Abstract: This paper deals with the model-based development of optimal jerk-limited point-to-point
trajectories for flexible-link robotic manipulators.
In the proposed approach, an open-loop optimal control strategy is applied to an accurate dynamic
model of flexible multi-body planar mechanisms.
The model, which has already been fully validated through experimental tests, is based on finite
element discretization and accounts for the main geometric and inertial nolinearities of the linkage.
Exploiting an indirect variational solution method, the necessary optimality conditions deriving from
the Pontryagin's minimum principle are imposed, and lead to a differential Two-Point Boundary Value
Problem (TPBVP); numerical solution of the latter is accomplished by means of collocation techniques.

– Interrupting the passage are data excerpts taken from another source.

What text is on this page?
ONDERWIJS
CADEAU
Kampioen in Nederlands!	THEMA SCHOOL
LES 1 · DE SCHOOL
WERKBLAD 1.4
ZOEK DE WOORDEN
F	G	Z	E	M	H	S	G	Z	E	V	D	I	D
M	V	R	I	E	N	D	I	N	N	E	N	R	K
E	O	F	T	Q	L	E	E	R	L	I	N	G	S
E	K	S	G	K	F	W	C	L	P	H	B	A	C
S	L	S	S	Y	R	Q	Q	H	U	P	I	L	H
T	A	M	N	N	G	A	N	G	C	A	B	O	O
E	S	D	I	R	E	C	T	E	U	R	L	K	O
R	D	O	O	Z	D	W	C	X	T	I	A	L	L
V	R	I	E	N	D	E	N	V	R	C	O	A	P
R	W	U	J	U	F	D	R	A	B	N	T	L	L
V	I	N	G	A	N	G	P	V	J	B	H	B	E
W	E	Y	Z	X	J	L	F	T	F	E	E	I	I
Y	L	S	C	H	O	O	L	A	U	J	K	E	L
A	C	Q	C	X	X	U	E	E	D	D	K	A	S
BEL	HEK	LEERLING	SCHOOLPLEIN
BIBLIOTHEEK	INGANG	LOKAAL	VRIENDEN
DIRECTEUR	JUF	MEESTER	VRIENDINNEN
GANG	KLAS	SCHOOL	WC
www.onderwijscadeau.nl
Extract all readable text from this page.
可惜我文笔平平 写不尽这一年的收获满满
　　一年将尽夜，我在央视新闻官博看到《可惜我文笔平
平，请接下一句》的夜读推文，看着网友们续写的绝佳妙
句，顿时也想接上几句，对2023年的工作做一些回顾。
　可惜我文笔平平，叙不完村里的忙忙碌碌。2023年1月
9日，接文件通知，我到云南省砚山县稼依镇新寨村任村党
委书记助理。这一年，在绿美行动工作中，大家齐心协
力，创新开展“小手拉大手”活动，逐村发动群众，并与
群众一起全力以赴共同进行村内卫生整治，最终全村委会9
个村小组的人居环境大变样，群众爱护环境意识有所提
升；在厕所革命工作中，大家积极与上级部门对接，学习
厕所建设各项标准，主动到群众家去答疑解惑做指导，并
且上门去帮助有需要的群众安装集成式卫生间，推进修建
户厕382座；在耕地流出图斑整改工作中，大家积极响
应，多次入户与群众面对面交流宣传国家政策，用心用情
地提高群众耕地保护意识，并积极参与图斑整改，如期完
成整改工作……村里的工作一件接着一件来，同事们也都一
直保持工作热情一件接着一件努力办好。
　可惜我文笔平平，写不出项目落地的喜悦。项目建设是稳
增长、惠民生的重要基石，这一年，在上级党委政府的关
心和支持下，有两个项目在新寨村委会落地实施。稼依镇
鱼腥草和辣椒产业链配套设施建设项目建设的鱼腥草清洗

The resulting motion and control profiles can be used as feedforward reference signals for a position and vibration control.
Considering a lightweight RR robot, simulation results are provided for rest-to-rest, jerk-limited trajectories with minimum actuator jerks and vibrations.
However, the strategy under investigation has general validity and can be applied to other types of machanisms, as well as with different objective functions and boundary conditions. Numerical evidence clearly indicates that the use of a composite cost functional and the imposition of jerk
constraints can greatly reduce vibration phenomena during high-speed motion of flexible-link manipulators.